Growth stocks give you the most potential for returns. However, forecasts are unreliable due to current market conditions, and experts can’t agree on what will happen in a year. In these circumstances, investors must be especially prudent when choosing the most aggressive growth stocks to buy for their portfolio.
Inflation exceeding the Federal Reserve’s target of two percent amid growing recession fears has seen value stocks outperform growth stocks in the past year. However, one should not give up on growth stocks and their potential.
The recent dip in their prices might provide a long-term buying opportunity rather than an omen of further weakness if the right growth stocks are identified and bought. Investment selection is key to ensuring that these growth stocks turn out to be successful investments for any investor.
Microsoft Corp. (MSFT)
Microsoft (NASDAQ:MSFT) is an impressive growth stock worth considering for any investor’s portfolio.
The world’s largest software company is well-known for its iconic Windows and Office products, but more recently, it has become a leader in the cloud services sector with Azure.
Despite a market capitalization of nearly $2 trillion, Microsoft is still producing remarkable growth numbers despite its size. In addition to growth in cloud technology, it also has investments in gaming and social media, giving it ever-increasing opportunities to generate growth. An investment in Microsoft is sure to be lucrative over the long term as one of the top most aggressive growth stocks to buy.
In 2022, the PC market has been bittersweet. Sales appear to be on a steady decline due to the growing allure of smartphones and tablets.

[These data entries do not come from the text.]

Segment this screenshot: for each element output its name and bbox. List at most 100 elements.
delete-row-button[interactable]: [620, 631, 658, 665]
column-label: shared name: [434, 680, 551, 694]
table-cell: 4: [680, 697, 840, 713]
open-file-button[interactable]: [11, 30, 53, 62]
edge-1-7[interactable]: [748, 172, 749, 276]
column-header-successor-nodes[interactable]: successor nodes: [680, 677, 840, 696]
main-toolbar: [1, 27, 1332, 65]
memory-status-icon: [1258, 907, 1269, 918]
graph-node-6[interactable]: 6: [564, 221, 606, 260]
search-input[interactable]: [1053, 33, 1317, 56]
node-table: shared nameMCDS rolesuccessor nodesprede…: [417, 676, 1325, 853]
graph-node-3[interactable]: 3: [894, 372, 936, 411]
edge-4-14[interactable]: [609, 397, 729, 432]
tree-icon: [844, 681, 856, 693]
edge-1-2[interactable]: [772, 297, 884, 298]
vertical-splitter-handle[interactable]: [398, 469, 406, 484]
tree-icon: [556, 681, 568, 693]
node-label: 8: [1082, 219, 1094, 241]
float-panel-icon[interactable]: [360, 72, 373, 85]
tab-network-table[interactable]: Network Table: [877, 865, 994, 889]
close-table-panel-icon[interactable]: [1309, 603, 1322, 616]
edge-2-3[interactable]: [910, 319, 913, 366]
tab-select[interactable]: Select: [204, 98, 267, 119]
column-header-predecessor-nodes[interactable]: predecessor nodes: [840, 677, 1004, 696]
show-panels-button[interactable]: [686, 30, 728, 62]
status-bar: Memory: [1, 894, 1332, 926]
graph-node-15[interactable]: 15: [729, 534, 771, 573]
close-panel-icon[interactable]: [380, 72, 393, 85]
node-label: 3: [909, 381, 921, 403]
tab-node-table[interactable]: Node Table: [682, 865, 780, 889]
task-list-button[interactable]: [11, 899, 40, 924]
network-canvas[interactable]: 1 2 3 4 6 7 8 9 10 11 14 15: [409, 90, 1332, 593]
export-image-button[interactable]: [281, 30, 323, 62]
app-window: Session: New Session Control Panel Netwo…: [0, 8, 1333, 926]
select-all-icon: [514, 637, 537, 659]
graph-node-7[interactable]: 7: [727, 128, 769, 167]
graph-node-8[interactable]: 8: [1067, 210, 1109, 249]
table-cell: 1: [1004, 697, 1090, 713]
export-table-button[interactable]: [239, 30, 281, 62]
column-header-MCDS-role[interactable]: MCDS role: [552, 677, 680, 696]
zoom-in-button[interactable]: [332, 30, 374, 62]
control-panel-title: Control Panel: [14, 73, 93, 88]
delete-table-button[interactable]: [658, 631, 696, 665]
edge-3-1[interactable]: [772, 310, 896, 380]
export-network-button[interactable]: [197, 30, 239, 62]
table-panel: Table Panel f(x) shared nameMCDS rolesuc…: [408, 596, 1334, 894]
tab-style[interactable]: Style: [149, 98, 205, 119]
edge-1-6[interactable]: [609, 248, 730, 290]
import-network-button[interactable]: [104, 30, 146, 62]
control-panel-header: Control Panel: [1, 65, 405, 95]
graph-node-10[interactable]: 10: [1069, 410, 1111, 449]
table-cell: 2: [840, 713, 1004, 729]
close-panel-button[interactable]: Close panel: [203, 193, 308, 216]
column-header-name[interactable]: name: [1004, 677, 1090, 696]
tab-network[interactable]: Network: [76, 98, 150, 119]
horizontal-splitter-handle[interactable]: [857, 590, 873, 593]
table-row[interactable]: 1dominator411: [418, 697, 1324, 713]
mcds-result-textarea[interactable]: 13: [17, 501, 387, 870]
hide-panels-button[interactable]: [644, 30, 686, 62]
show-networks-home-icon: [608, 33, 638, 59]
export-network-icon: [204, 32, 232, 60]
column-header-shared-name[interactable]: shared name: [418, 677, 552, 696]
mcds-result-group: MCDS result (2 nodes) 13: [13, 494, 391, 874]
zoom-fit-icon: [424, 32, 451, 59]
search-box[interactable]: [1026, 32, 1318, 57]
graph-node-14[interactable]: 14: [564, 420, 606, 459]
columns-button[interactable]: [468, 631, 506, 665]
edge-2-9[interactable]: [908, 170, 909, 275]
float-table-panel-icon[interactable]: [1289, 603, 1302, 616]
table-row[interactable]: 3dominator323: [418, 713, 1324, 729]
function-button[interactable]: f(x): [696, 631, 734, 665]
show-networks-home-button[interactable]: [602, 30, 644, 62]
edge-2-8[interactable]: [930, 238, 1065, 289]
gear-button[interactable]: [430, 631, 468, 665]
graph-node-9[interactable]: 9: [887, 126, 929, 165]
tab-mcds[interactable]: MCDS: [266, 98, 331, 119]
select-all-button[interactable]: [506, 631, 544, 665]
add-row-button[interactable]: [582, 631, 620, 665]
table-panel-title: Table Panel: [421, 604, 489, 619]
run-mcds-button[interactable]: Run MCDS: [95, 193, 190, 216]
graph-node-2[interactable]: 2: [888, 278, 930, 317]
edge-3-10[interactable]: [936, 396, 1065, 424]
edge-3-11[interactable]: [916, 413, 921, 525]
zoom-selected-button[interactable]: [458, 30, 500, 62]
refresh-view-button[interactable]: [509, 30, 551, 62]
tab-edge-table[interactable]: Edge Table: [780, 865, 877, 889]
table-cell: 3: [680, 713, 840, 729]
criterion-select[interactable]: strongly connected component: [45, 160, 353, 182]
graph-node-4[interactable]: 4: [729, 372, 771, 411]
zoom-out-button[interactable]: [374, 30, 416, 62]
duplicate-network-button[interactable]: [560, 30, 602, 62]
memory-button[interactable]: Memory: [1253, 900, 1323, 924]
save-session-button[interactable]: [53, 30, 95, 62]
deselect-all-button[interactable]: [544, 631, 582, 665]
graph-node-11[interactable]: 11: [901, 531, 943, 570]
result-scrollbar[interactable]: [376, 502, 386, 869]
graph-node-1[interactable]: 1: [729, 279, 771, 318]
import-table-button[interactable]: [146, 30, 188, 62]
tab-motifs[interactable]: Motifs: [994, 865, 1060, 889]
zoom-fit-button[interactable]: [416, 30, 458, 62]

After experiencing multiple years consecutively with no dip in stock prices, weary investors have finally seen their worst fears come true in this short-lived dive. Microsoft and other tech stocks have experienced rough patches throughout the year. And experts believe a rebound should occur shortly as the industry progresses in new directions.
Microsoft has been one of the most aggressive growth stocks to buy, as evidenced by its 11% growth in revenue for the fiscal first quarter and especially its growth in Intelligent Cloud revenue.
This is a testament to Microsoft’s successful transition to a cloud-based business model, which makes up over two-thirds of the company’s overall earnings. Thus, it is no surprise that Microsoft stock prices have been soaring, signaling investors are bullish on this software behemoth.
The e-commerce and cloud services giant Amazon (NASDAQ:AMZN) has had one of the best growth stock performances.
Since its initial public offering in 1997, the company’s market value has expanded exponentially. Amazon’s growth is because of innovative products and services such as Amazon Prime, Kindle devices and digital streaming content; it is now more than just an online store.
Furthermore, Amazon continues to acquire a greater share in new markets such as groceries and publishing, while expanded delivery options have improved customer experience offerings. This makes it attractive to growth investors looking to buy stocks with long-term growth potential.
Amazon has faced recent disappointment in the stock market. But growth investors may have found a silver lining. Despite slowing growth in the third quarter and double-digit dips in share prices, Amazon’s investments in high-margin businesses such as cloud services and advertising have opened new avenues of growth potential. This means it is one of the best, most aggressive growth stocks to buy.
Visa (NYSE:V) is an attractive growth stock for those looking to add reliable industrial stocks to their portfolios.
Its diverse product portfolio and worldwide presence mean the company can generate growth, even during turbulent economic times. As a global leader in credit cards and electronic payments, Visa has achieved worldwide market access and converted them into steady growth for over 50 years.
This makes it one of the most reliable aggressive growth stocks to buy in today’s competitive landscape.
As investors reacted to the market selloffs, Visa shares were hit hard even though their earnings suggested otherwise. Despite earning $16 billion on an adjusted basis over the past year, shares took a significant dive in price. To be sure, some pullback was expected as Visa had enjoyed a strong run-up in the markets over the past 12 months. Nonetheless, investors overshot when selling off Visa shares. And investors may find value in buying into those depressed prices and riding any potential rebound.
For growth investors looking to beat the market, Visa is an attractive stock to buy. With 18.7% revenue growth over its most recent quarter, the growth potential of this investment seems very strong. Investors can also be reassured that Visa generates healthy returns on capital.
It has plenty of room for growth in adjacent verticals such as analytics, security, and cryptocurrency. Its approach to innovation and cutting-edge technology make it a leader in the payment process category. It is a quality that can help growth investors achieve long-term success.
On the publication date, Faizan Farooque did not have (either directly or indirectly) any positions in the securities mentioned in this article. The opinions expressed in this article are those of the writer, subject to the InvestorPlace.com Publishing Guidelines.